Partition around Bad Sectors

EMTEMT Seattle, WA Icrontian
edited May 2006 in Hardware
My laptop's Toshiba HD went south again, no booting into Windows or anything. Don't know what caused it. I got my data off in Knoppix, and scanned (using a program I'm not quite familiar with) to find 4 bad sectors. Note that Toshiba doesn't put out any tools to scan or low-level format. Well, I could have bought a new drive... but I want to know what you guys think of what I've done instead so far.

The bad sectors were a little over 5% into the drive. I made 3 partitions:
First- 5% in
Second- Just a few tens of MB
Third- The rest (call it 94%) of the space.

So I installed Windows onto the third partition and put my virtual memory on the first, leaving the second one unformatted. Everything seems to be fine, but is this likely to work in the long run? Do bad sectors spread? Has anyone ever tried something like this?

Comments

  • TexTex Dallas/Ft. Worth
    edited December 2005
    If the drive is failing then yes the bad sectors will spread. Your problem is exactly why you low level format as that should lock out all the bad sectors for now. You can low-level with maxtors diagnostics program. It low levels other makes of drives also.

    Tex
  • EMTEMT Seattle, WA Icrontian
    edited December 2005
    I hadn't known that--I'll look into using Maxtor's tool then. What makes the bad sectors spread from an unused partition where they won't after a low-level format?
  • Straight_ManStraight_Man Geeky, in my own way Naples, FL Icrontian
    edited December 2005
    Most HDs have reserved space in small amounts for the case where a few sectors are bad out of the box. The drive can use SMART and use the reserved space instead of the bad sectors, and low-levelling causes the drive to do this. That is for a few or up to in some cases 100s of sectors of data space (depends on drive size and mfr and age of drive).

    Here's what happens in a failure scenario-- media gets a bad place in it, then corrossion spreads (usually an older drive or a drive run in 80-100% humidity for quite a while--- and a drive run in real high humidity will get moisture inside through its air breather holes which is very ungood). Eventually, you get flakes of media that end up colliding with a read\write head in the drive and the drive is then ruined.
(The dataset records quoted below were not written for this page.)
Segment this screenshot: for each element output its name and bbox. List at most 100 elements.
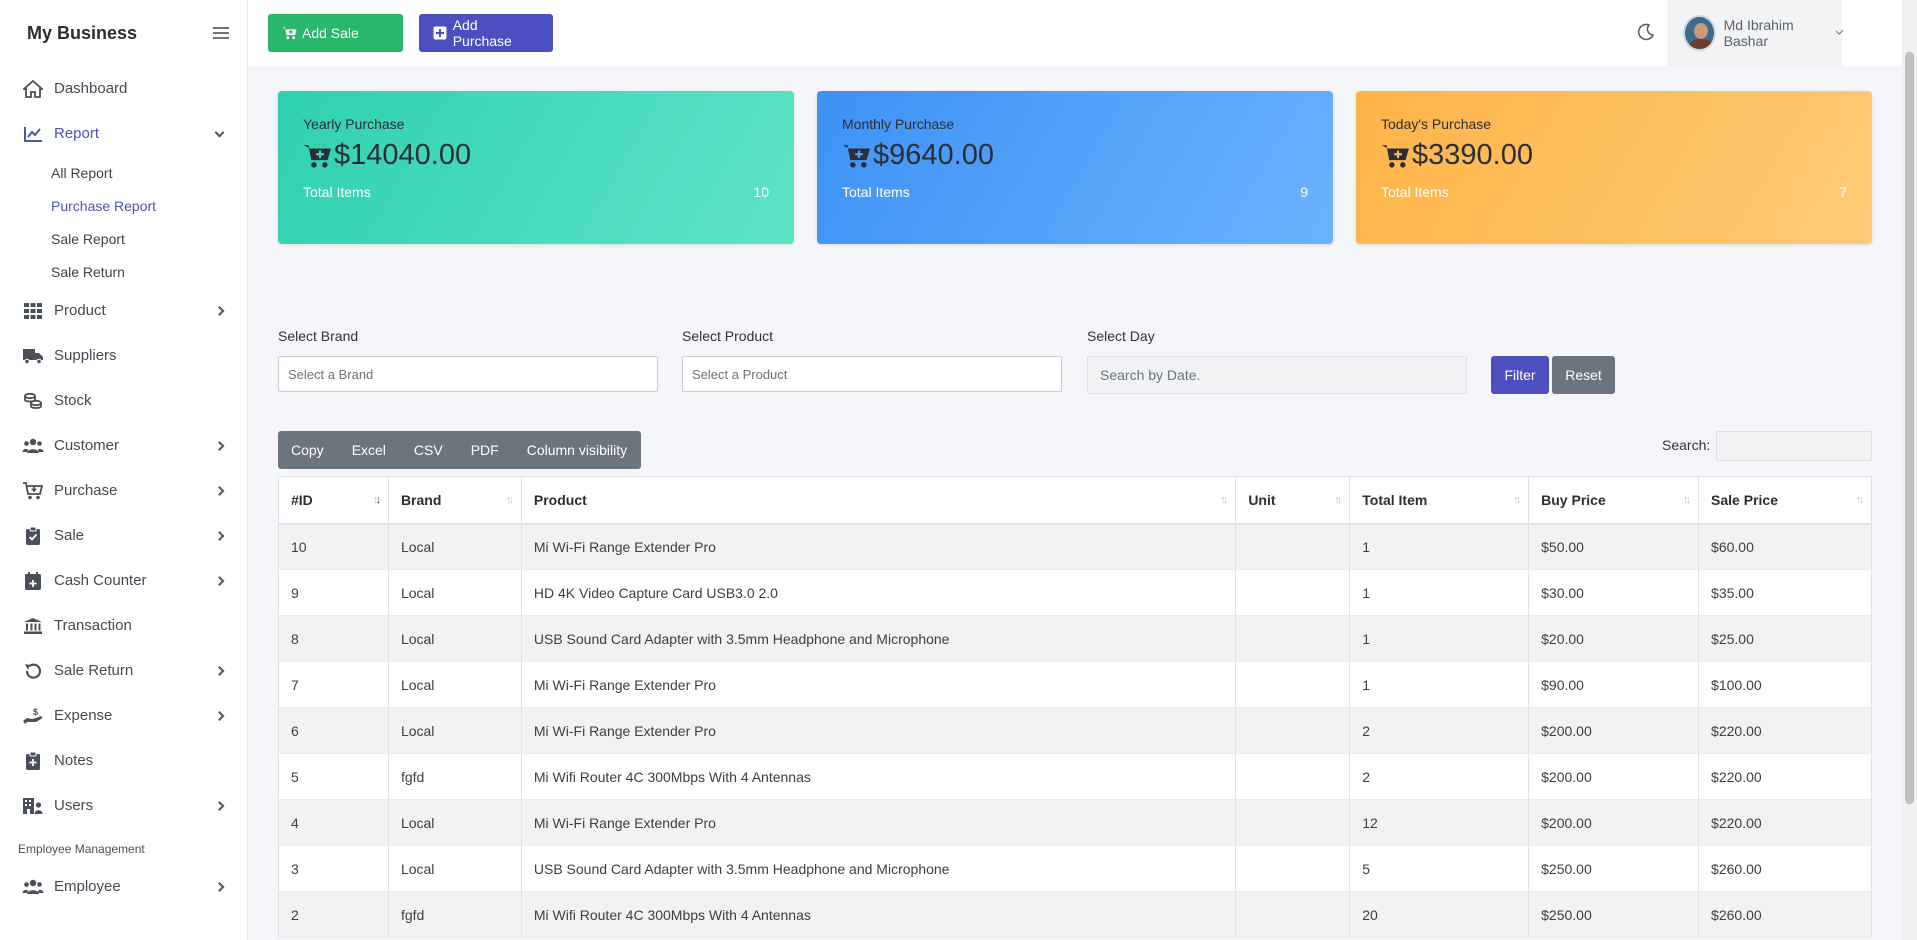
sidebar-section-label: Employee Management [18,842,145,856]
copy-button[interactable]: Copy [278,442,338,458]
add-sale-button[interactable]: Add Sale [268,14,403,52]
column-header-total-item[interactable]: Total Item ↑↓ [1349,476,1530,525]
table-cell: Local [387,569,522,616]
table-cell: $200.00 [1528,753,1700,800]
column-header-id[interactable]: #ID ↑↓ [278,476,389,525]
column-visibility-button[interactable]: Column visibility [513,442,641,458]
table-cell: 6 [278,707,389,754]
table-cell: 2 [278,891,389,938]
card-title: Monthly Purchase [842,116,955,132]
brand-select[interactable]: Select a Brand [278,356,658,392]
subnav-purchase-report[interactable]: Purchase Report [51,189,247,222]
product-select[interactable]: Select a Product [682,356,1062,392]
sidebar-item-users[interactable]: Users [0,783,247,828]
sidebar-item-sale[interactable]: Sale [0,513,247,558]
chevron-down-icon [1835,26,1844,36]
sidebar-item-notes[interactable]: Notes [0,738,247,783]
column-header-buy-price[interactable]: Buy Price ↑↓ [1528,476,1700,525]
moon-icon[interactable] [1637,23,1655,41]
sidebar-item-expense[interactable]: $ Expense [0,693,247,738]
sidebar-item-purchase[interactable]: Purchase [0,468,247,513]
scrollbar-thumb[interactable] [1905,52,1914,804]
plus-square-icon [433,26,449,40]
sidebar-item-product[interactable]: Product [0,288,247,333]
chevron-right-icon [214,485,225,496]
reset-button[interactable]: Reset [1552,356,1615,394]
sidebar-item-sale-return[interactable]: Sale Return [0,648,247,693]
chevron-right-icon [214,530,225,541]
subnav-all-report[interactable]: All Report [51,156,247,189]
truck-icon [22,346,44,366]
table-row: 5 fgfd Mi Wifi Router 4C 300Mbps With 4 An… [278,753,1872,800]
sidebar-item-employee[interactable]: Employee [0,864,247,909]
user-name: Md Ibrahim Bashar [1723,17,1794,49]
sidebar-item-suppliers[interactable]: Suppliers [0,333,247,378]
svg-text:$: $ [33,707,38,717]
user-menu[interactable]: Md Ibrahim Bashar [1668,0,1844,66]
sidebar-item-transaction[interactable]: Transaction [0,603,247,648]
excel-button[interactable]: Excel [338,442,400,458]
table-row: 9 Local HD 4K Video Capture Card USB3.0 2.… [278,569,1872,616]
subnav-sale-return[interactable]: Sale Return [51,255,247,288]
table-cell: $250.00 [1528,891,1700,938]
sidebar-item-label: Notes [54,752,94,769]
table-cell: 1 [1349,661,1530,708]
chevron-down-icon [214,127,225,138]
purchase-report-table: #ID ↑↓ Brand ↑↓ Product ↑↓ Unit ↑↓ Total Ite… [278,476,1872,938]
day-label: Select Day [1087,328,1155,344]
table-cell: USB Sound Card Adapter with 3.5mm Headph… [520,845,1237,892]
cart-plus-icon [22,481,44,501]
table-cell: 1 [1349,569,1530,616]
sidebar: My Business Dashboard Report All Report … [0,0,248,940]
sort-icon: ↑↓ [1856,493,1864,506]
subnav-sale-report[interactable]: Sale Report [51,222,247,255]
sort-desc-icon: ↑↓ [372,493,381,506]
card-count: 10 [753,184,769,200]
column-header-product[interactable]: Product ↑↓ [520,476,1237,525]
csv-button[interactable]: CSV [400,442,457,458]
search-input[interactable] [1716,431,1872,461]
chevron-right-icon [214,305,225,316]
card-count: 7 [1839,184,1847,200]
column-header-brand[interactable]: Brand ↑↓ [387,476,522,525]
sidebar-item-cash-counter[interactable]: Cash Counter [0,558,247,603]
sidebar-item-label: Cash Counter [54,572,147,589]
table-cell: $60.00 [1698,523,1872,570]
table-cell: 8 [278,615,389,662]
sidebar-item-report[interactable]: Report [0,111,247,156]
table-cell [1235,615,1351,662]
hamburger-icon[interactable] [213,27,229,39]
filter-button[interactable]: Filter [1491,356,1549,394]
sidebar-item-stock[interactable]: Stock [0,378,247,423]
table-cell [1235,523,1351,570]
brand-name: My Business [27,22,138,43]
house-icon [22,79,44,99]
table-row: 7 Local Mi Wi-Fi Range Extender Pro 1 $90.00… [278,661,1872,708]
table-cell: fgfd [387,753,522,800]
table-cell: 12 [1349,799,1530,846]
search-label: Search: [1662,437,1711,453]
card-label: Total Items [842,184,910,200]
table-cell: Local [387,799,522,846]
add-sale-label: Add Sale [302,25,359,41]
column-header-sale-price[interactable]: Sale Price ↑↓ [1698,476,1872,525]
sidebar-item-dashboard[interactable]: Dashboard [0,66,247,111]
table-cell: 2 [1349,753,1530,800]
date-input[interactable]: Search by Date. [1087,356,1467,394]
sidebar-item-customer[interactable]: Customer [0,423,247,468]
table-cell: 10 [278,523,389,570]
table-cell: USB Sound Card Adapter with 3.5mm Headph… [520,615,1237,662]
column-header-unit[interactable]: Unit ↑↓ [1235,476,1351,525]
table-cell: HD 4K Video Capture Card USB3.0 2.0 [520,569,1237,616]
sidebar-item-label: Sale Return [54,662,134,679]
sidebar-item-label: Report [54,125,100,142]
page-scrollbar[interactable] [1902,0,1917,940]
sidebar-item-label: Transaction [54,617,132,634]
table-cell: $30.00 [1528,569,1700,616]
card-amount: $9640.00 [842,139,994,172]
pdf-button[interactable]: PDF [457,442,513,458]
table-cell [1235,707,1351,754]
clipboard-plus-icon [22,751,44,771]
table-cell [1235,799,1351,846]
add-purchase-button[interactable]: Add Purchase [419,14,553,52]
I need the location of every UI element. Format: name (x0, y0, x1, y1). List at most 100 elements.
    Because of the failure scenario, until you can get a new drive, I would do as Tex said and then NOT USE that first 5% for anything at all including virtual memeory which is a file on the HD.
  • EMTEMT Seattle, WA Icrontian
    edited December 2005
    The bad sectors are actually confined to that little second partition, though. Can the problem actually spread if that partition never gets formatted into anything usable?
  • TexTex Dallas/Ft. Worth
    edited December 2005
    yes if the drive is failing.

    Tex
  • edcentricedcentric near Milwaukee, Wisconsin Icrontian
    edited January 2006
    Other than corrosion there are mechanical causes for bad sectors. If either of these is the case your drive will continue to get worse.
    What you have done will work for now, but you need to order the new drive.
  • godzilla525godzilla525 Western Pennsylvania Member
    edited January 2006
    I had a maxtor 3.5" 80GB remap about 26 bad sectors within two months of installing it. No more developed after that, until two days after the warranty expired (3yr), when all of a sudden more showed up and continued until I replaced it.

    I also went through two Travelstars, the latter developed bad sectors after an evil dried-out spindle bearing induced head crash (Man, I hate FD bearings). I still use it, although in an external USB2 box for non-critical stuff.

    // ya takes your chances...
  • EMTEMT Seattle, WA Icrontian
    edited April 2006
    Ought to tell the rest of the story: In short, you guys were right, it got worse. For some reason, it waited until I happened to reinstall Windows in March, at which point the HD just started acting reeeally slow much too often, and later making awful noises, then finally corrupting my registry (all in the space of about 3 days)... but in any case, replacing the drive is really the only lasting solution for this kind of problem.
  • EnverexEnverex Worcester, UK Icrontian
    edited May 2006
    Hehehe, this brings back memories of when my 540MB drive was failing on my Amiga, repartitioning the drive around the clusters of bad sectors... but lets say the drive didn't last long afterwards anyway, I still have it around here but it can't even report it's name right anymore, so yeah, it's a bit dead.